Esportes

Tênis

Consultoria: Celso Sacomandi
| Tempo de leitura: 3 min

PEGADORES

 

No último domingo, dia 19, o coordenador dos pegadores de bolas e zeladores do Bauru Tênis Clube, João Bertonha, organizou um torneio de tênis para o grupo. Os vencedores foram: na Chave A, o campeão foi Patrick Ferreira, e o vice-campeão Anderson Natan. Na Chave B, o campeão foi Guilherme Ferreira, e o vice: Rodrigo Cabral. Na foto, os participantes, da esquerda para a direita: Gabriel Silvestre, Gabriel Santos, Matheus Henrique, Guilherme Ferreira, Walison Fonseca, Pedro Henrique, Patrick Ferreira, Wesley Pinto, Luiz Vitor, Lucas Felipe, Rodrigo Cabral, Lucas Natan e Anderson Natan. A Legião Mirim de Bauru patrocinou o torneio.

 

BRASIL OPEN

 

Diante um público de 10 mil pessoas que lotaram totalmente o Ginásio do Ibirapuera, o espanhol Nicolas Almagro, 11º  do mundo, venceu pela terceira vez o Brasil Open de tênis. Na partida final, disputada no último domingo, Almagro venceu por 2 sets a 1 o italiano Felippo Volandri, 67º do ranking e que no sábado havia derrotado o brasileiro Thomaz Bellucci, também por 2 sets a 1. Os outros títulos do espanhol no Brasil Open foram conquistados em 2008 e 2011. Se nas simples o Brasil ficou fora da final, nas duplas foi campeão e vice-campeão. O brasileiro Bruno Soares e seu parceiro, o americano Eric Butorac, venceram por 2 sets a 1 a dupla formada pelo também brasileiro André Sá e o eslovaco Michal  Mertinak. Com o resultado, no ranking mundial de duplas, Soares e Butorac ocupam agora a quinta posição.   

 

FEDERER

 

Depois de perder seu jogo de simples e também o de duplas, frente aos Estados Unidos em confronto realizado há dez dias pela Copa Davis, Roger Federer, mostrou que aquelas derrotas não abalaram sua autoconfiança. No último domingo, venceu o ATP 500 de Roterdã (Holanda), superando o argentino Juan Del Potro na final, por 6/1 e 6/4. Foi o 71º título do suíço em 101 finais. 

 

MC ENROE

 

Após sua participação em um jogo de duplas-exibição em San José (EUA), na semana passada, o americano John McEnroe disse que se no “tempo dele” já existisse o “Hawkeye” (replay para saber se a bola foi boa ou fora), não teria gasto tanta energia discutindo com juízes e talvez tivesse conquistado mais do que seus sete títulos de Grand Slams em simples.
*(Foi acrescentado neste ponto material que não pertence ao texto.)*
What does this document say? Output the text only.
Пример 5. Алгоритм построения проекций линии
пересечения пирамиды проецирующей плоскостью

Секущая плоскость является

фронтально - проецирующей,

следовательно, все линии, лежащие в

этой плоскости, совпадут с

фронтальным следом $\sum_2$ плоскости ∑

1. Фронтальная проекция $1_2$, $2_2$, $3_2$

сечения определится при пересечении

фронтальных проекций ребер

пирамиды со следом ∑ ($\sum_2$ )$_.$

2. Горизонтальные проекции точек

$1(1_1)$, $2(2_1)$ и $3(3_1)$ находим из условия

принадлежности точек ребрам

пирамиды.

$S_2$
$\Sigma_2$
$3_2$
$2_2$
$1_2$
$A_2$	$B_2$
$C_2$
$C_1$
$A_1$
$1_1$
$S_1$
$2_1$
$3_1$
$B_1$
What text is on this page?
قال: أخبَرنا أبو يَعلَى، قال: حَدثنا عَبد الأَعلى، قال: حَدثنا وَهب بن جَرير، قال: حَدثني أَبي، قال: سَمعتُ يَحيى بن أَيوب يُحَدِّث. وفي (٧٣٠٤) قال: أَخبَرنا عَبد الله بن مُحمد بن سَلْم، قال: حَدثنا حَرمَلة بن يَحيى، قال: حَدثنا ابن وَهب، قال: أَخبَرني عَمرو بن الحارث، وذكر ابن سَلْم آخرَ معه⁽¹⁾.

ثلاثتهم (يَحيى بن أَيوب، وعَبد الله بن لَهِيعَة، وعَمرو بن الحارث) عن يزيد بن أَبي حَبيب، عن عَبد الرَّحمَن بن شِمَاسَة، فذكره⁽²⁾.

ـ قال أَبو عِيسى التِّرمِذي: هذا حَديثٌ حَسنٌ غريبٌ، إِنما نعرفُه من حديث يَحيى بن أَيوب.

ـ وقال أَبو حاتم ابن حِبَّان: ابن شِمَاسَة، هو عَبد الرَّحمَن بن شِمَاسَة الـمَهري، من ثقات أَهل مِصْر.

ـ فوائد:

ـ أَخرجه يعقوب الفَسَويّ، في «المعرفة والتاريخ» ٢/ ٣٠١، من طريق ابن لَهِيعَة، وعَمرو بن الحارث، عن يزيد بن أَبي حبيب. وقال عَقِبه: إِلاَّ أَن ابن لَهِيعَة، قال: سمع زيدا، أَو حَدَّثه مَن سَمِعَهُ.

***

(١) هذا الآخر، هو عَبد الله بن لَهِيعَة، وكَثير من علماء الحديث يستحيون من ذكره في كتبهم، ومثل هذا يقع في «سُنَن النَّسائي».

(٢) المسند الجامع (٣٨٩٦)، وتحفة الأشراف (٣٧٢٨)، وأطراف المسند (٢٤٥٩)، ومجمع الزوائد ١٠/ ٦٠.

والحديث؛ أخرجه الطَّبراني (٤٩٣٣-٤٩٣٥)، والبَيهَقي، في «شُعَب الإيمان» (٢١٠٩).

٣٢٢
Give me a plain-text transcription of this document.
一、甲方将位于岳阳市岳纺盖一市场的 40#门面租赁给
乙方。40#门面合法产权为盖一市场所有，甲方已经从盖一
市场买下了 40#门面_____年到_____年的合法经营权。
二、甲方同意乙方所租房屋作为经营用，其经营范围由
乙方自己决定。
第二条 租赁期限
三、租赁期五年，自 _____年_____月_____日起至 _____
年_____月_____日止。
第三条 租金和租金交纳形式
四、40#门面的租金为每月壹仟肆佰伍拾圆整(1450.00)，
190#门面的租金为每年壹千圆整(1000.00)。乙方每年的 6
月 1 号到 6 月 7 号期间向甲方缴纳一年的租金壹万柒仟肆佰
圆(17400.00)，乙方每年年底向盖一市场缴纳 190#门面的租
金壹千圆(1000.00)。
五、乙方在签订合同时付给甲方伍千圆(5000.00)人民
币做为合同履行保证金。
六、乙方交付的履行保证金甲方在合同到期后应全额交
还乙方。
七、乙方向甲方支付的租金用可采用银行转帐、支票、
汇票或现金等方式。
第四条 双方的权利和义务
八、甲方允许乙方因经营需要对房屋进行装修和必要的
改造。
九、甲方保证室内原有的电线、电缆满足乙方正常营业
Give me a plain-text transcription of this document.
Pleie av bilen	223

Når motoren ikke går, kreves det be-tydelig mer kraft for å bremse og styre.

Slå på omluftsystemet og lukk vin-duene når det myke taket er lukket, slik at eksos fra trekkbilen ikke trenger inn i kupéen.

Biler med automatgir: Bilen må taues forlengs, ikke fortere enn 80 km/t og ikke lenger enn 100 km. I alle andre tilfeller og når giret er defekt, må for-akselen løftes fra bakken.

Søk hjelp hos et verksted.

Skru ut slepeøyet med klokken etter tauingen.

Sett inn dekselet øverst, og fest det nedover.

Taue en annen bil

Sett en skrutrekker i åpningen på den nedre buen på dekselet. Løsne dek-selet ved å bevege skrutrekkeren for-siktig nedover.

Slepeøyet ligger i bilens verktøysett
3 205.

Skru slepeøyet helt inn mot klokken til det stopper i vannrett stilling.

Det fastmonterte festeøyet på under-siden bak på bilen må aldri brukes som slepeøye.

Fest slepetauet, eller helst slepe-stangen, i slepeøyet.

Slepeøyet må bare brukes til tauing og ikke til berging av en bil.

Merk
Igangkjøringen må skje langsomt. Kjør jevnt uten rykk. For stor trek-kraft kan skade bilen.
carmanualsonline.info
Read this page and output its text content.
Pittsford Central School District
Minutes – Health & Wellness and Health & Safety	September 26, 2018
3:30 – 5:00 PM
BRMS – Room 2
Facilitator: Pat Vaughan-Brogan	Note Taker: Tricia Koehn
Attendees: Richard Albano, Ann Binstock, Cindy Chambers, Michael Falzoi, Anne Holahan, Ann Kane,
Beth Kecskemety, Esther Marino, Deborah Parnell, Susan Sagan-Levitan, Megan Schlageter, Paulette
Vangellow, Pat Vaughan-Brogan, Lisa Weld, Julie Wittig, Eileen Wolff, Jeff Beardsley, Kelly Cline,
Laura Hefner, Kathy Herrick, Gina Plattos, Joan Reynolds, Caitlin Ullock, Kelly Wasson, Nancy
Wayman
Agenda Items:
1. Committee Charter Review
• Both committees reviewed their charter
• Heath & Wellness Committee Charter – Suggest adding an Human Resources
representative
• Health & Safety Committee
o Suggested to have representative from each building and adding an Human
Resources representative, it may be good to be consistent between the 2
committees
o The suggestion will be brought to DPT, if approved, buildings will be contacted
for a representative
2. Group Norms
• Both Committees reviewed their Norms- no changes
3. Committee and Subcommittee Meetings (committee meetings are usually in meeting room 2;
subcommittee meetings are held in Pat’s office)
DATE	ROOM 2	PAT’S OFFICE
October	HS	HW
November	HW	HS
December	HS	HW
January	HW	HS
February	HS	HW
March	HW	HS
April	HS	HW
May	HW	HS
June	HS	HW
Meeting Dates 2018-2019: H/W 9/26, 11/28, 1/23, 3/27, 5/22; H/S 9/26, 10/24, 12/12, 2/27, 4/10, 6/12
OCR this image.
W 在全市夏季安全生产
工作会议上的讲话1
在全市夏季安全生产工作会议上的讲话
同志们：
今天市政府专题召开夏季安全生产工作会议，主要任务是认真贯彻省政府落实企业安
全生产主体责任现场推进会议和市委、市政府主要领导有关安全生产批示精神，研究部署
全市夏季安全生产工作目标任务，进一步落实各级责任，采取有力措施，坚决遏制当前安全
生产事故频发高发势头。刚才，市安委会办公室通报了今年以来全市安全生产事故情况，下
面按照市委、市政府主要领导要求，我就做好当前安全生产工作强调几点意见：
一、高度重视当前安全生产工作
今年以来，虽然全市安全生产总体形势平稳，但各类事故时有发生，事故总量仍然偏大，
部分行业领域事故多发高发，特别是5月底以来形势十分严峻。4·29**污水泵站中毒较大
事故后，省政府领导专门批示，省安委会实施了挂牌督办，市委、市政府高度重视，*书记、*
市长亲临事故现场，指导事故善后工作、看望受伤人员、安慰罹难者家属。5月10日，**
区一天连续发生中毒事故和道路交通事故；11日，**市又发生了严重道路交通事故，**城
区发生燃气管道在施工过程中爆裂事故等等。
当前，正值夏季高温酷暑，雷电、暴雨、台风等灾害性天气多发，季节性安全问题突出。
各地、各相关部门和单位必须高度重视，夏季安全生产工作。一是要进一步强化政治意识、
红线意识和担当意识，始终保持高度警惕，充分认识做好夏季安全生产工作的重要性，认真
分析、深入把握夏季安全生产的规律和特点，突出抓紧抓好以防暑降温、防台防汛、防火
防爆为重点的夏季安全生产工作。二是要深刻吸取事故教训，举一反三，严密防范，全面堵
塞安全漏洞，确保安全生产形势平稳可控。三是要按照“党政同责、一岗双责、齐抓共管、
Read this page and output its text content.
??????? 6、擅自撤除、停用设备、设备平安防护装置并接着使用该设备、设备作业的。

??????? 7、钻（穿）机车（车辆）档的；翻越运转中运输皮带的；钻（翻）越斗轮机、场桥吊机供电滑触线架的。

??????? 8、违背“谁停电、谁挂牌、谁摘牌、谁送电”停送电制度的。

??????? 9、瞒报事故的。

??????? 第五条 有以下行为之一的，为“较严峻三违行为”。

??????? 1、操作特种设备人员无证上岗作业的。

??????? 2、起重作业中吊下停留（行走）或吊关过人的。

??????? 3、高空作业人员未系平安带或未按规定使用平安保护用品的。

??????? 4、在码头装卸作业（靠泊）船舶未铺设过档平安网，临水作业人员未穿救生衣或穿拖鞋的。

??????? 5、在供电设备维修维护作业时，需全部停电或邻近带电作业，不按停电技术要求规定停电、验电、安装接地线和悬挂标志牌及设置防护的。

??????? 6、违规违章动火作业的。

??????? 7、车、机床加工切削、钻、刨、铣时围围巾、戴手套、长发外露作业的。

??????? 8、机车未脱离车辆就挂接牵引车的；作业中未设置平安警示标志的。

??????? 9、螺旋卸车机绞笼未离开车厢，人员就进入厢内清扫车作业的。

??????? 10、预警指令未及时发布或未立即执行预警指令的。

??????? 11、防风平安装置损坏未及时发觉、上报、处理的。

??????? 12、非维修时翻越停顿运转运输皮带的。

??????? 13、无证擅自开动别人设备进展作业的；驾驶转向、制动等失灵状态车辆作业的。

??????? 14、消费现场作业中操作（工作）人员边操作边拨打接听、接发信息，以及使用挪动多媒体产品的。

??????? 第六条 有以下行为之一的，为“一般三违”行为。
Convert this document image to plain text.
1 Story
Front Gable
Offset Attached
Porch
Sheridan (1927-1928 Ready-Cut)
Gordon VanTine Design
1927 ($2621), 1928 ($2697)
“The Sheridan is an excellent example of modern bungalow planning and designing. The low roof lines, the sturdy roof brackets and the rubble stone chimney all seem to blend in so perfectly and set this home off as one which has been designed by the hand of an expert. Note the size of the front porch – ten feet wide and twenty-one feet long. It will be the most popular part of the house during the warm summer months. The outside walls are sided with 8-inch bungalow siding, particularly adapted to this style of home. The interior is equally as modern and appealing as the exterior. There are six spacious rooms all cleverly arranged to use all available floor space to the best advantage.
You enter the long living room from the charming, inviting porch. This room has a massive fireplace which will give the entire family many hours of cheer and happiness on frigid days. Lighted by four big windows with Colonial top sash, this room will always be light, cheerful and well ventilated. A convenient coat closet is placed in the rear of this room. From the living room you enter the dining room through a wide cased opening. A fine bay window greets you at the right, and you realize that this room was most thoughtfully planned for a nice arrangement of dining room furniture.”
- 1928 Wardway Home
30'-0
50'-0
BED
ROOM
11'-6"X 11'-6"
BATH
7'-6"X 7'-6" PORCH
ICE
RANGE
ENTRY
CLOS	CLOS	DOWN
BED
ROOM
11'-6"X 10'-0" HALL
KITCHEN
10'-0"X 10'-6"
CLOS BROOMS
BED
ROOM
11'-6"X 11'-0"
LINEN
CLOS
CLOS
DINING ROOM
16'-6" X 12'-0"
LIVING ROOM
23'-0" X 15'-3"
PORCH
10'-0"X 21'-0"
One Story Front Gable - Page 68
Por outro lado talvez McEnroe não tivesse vencidos seus sete Grand Slams caso não tivesse tomado esteroides (via injeção), segundo ele por um bom tempo, sem saber do que se tratava. McEnroe soube do conteúdo depois de já ter encerrado a carreira.  Na verdade, as “tais” injeções continham substâncias  usadas legalmente em cavalos de corrida, mas certamente ilegais no tênis. Naquela época o controle antidoping no tênis ainda estava iniciando.

 

FALIDA

 

A ex-tenista espanhola Arantxa Sanches, dona de quatro títulos de Grand Slam e ganhos que chegaram a cerca de US$ 60 milhões,  diz em sua autobiografia lançada recentemente que está falida, por conta dá má administração de seu dinheiro feita por seus pais. Realmente, ir à falência em decorrência de não saber lidar com tanto dinheiro já aconteceu com alguns jogadores, como o sueco Bjorn Borg e o australiano Mark Phillipoussis. No início, o jogador se  preocupa em treinar muito para jogar bem e conseguir bons resultados. Caso consiga, logo vem o dinheiro e a fama, aumentando os problemas. Precisam treinar muito para continuar a vencer e também administrar o dinheiro que passa a vir de todos os lados. Geralmente, não dão conta e passam seus interesses financeiros para pessoas inabilitas ou desonestas e quando encerram a carreira alguns voltam ao mesmo nível financeiro do difícil começo, praticamente nada.